Leon Rosselson's Home is a Place Called Nowhere (Oxford University Press) relates the experiences of Amina who appears to have been abandoned by her mother who came to Britain from an unknown country when she was a baby. When she finally meets her mother, she discovers that their country of origin is Palestine and she learns about the recent history of her family and their country in which they became 'Refugees in their own land'. Along the way she meets others who are refugees and finds out about the racism they encounter from the authorities and the wider society. This includes Kurdish Leyla, who is working in a cafe and who helps Amina. They visit Mama Luminita, a woman who cares for refugee children from many countries who describe their tragic histories to Amina.

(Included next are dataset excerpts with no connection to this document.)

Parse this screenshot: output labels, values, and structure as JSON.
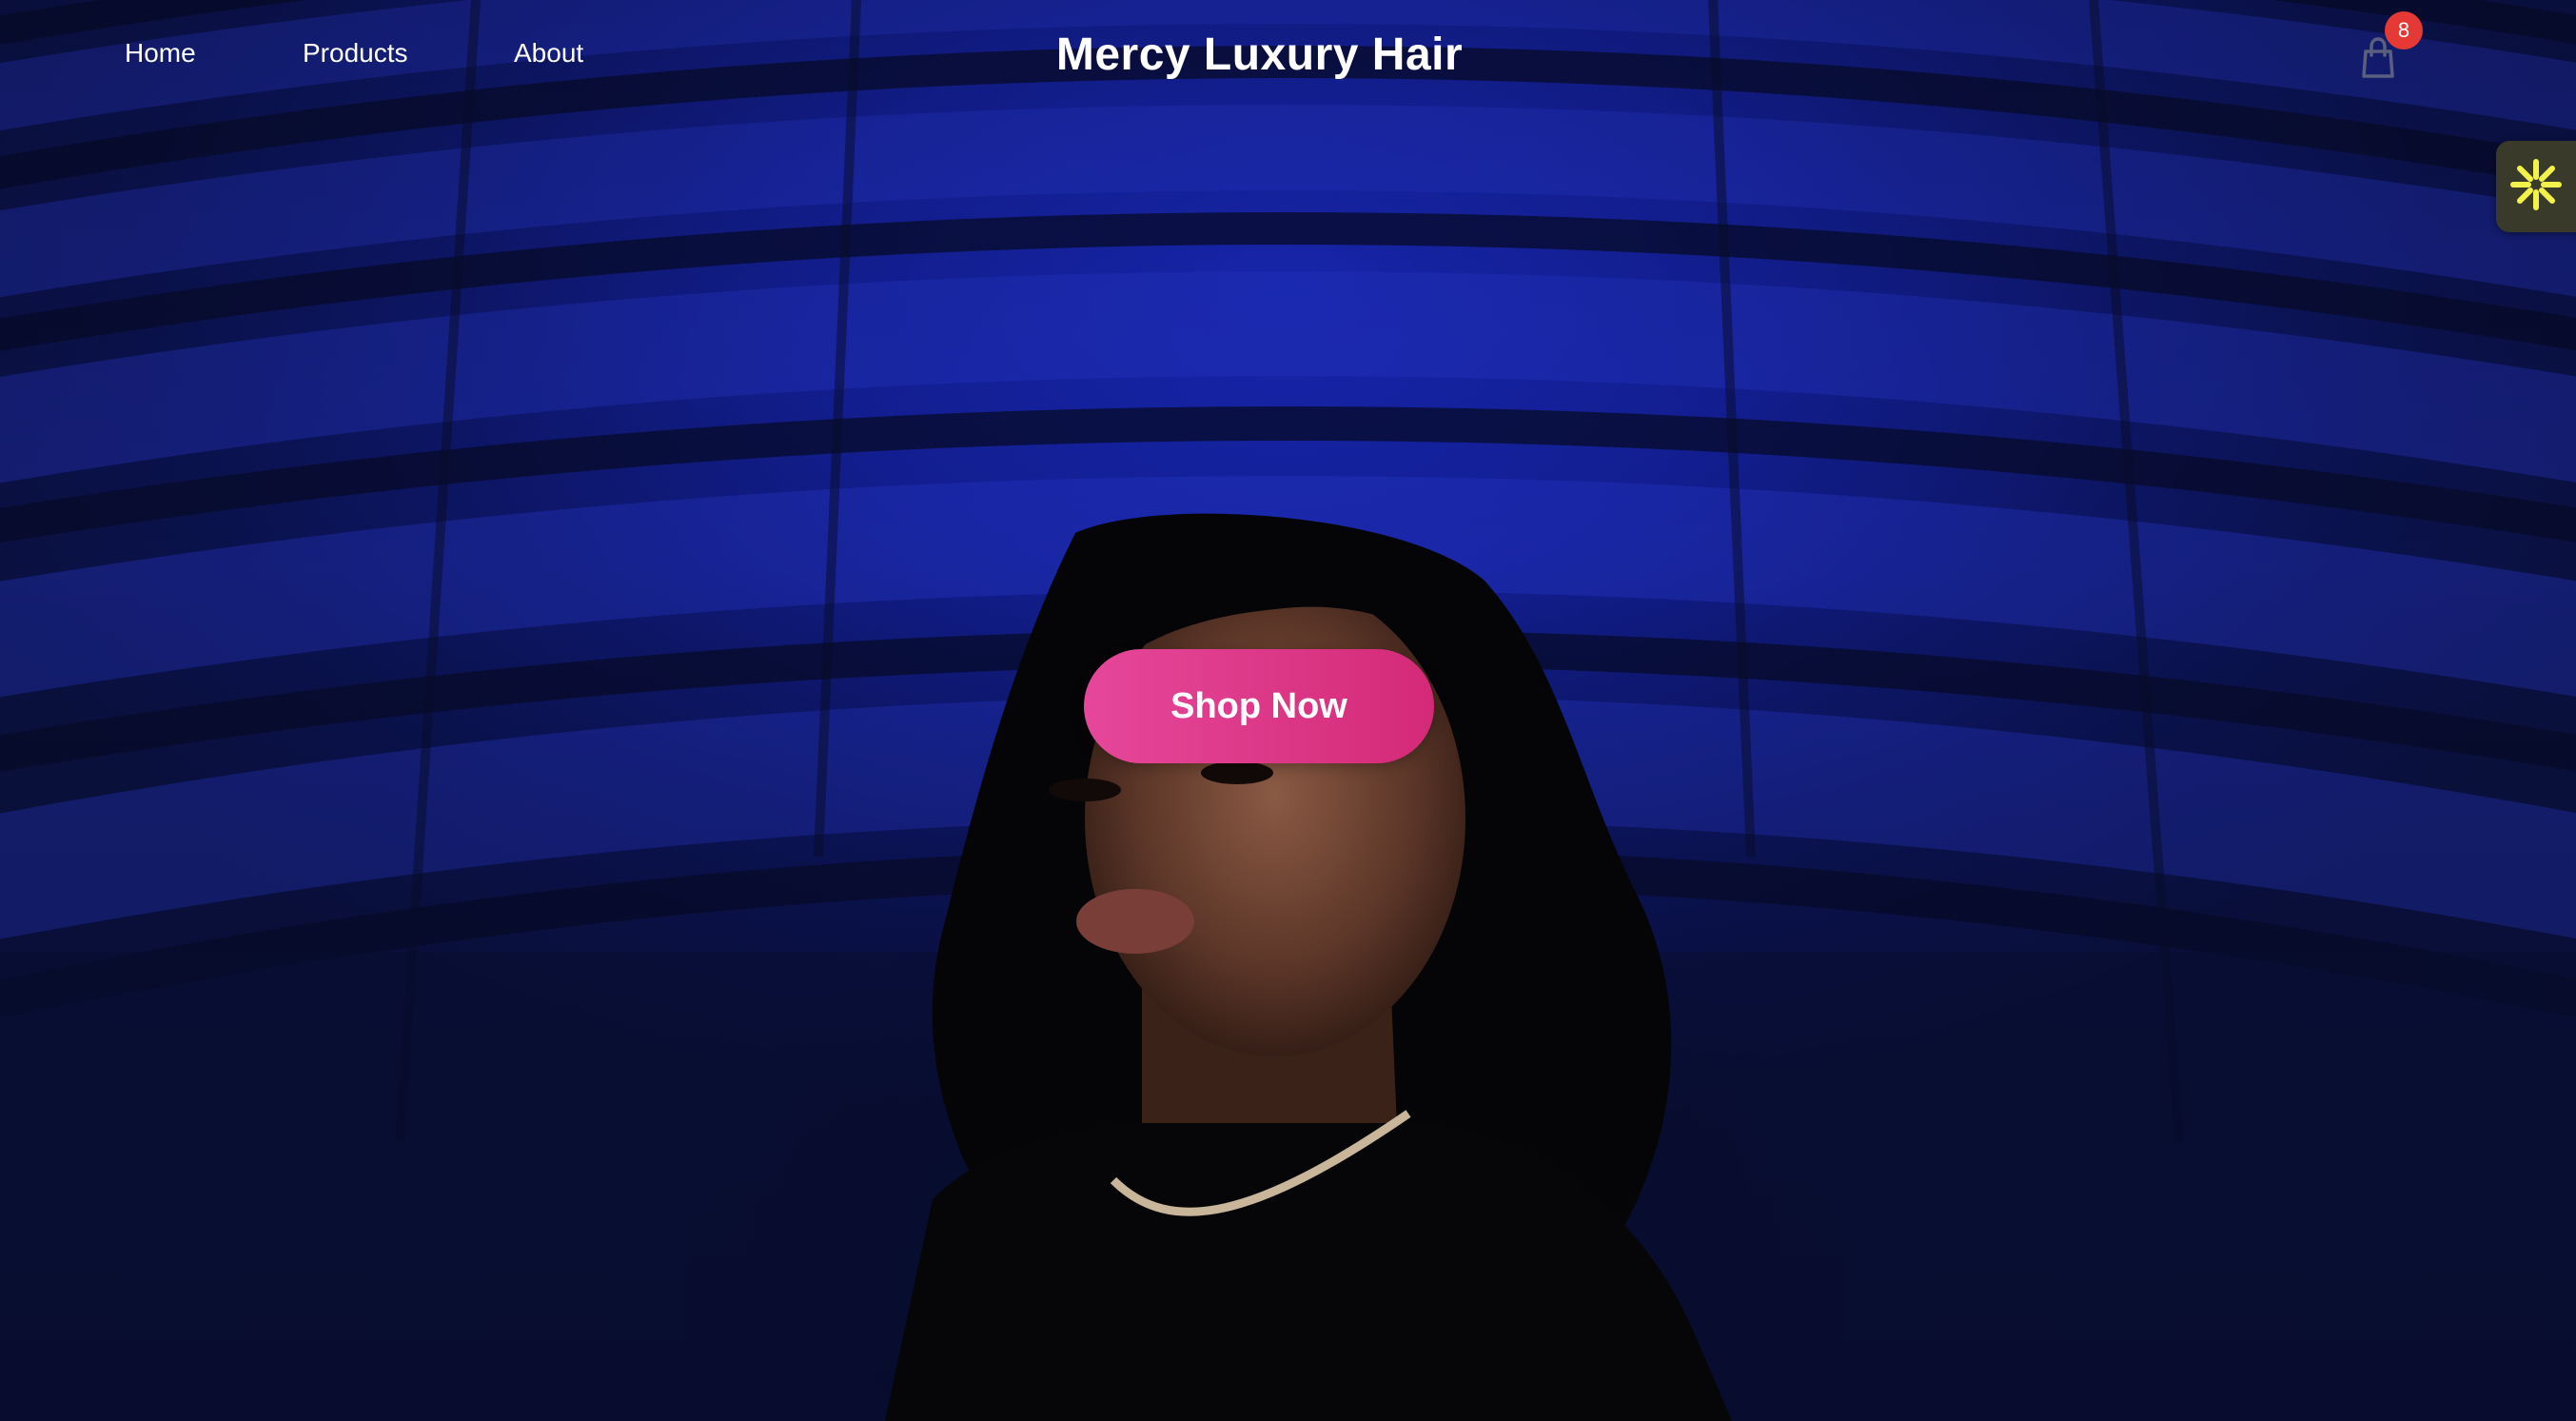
{
  "header": {
    "nav": {
      "home": "Home",
      "products": "Products",
      "about": "About"
    },
    "brand": "Mercy Luxury Hair",
    "cart": {
      "icon": "shopping-bag-icon",
      "count": "8"
    }
  },
  "hero": {
    "cta_label": "Shop Now"
  },
  "widget": {
    "icon": "sparkle-icon"
  },
  "colors": {
    "accent": "#d83a86",
    "badge": "#e53935",
    "background": "#1421a0",
    "widget_icon": "#f2f24a"
  }
}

The experiences of refugees from Afghanistan have been related in two recent books by Morris Gleitzman who is so adept at combining humour with pathos in any given situation. In Boy Overboard (Puffin) the focus is on Jamal and Bibi and their perilous journey. In a companion book Girl Underground, two Australian children try and rescue them from a detention centre. Also originating in Australia, but available in the UK is Roseanne Hawke's Soraya the Storyteller (Allen & Unwin), in which stories from the Arabian Nights are interwoven with Soraya's modern day life adapting to life in Australia.
If British children want to read about the experiences of children and families migrating from one country to another, or those children themselves want to see experiences similar to their own reflected in literature, they may need to turn to American books to gain a fuller picture. Exploring this literature has its own value but the experiences do vary. For example, I have been able to find few children's books by authors of Chinese origin published in the UK. It's possible to buy imported books by the prolific Chinese American author Laurence Yep who writes interestingly about both contemporary life in California and the lives of Chinese people who migrated in the late 19th and early 20th centuries. Chinese Canadian Paul Yee also writes about the latter, most recently in The Bone Collector's Son, published simultaneously in the UK and Canada by Tradewind Books. Set in Vancouver in 1907, it tells of a boy who has to help his father dig up the remains of Chinese people in order to send them back to China for permanent burial. The living conditions at the time are described and readers gain insight into Bing's fear of ghosts and how he deals with this.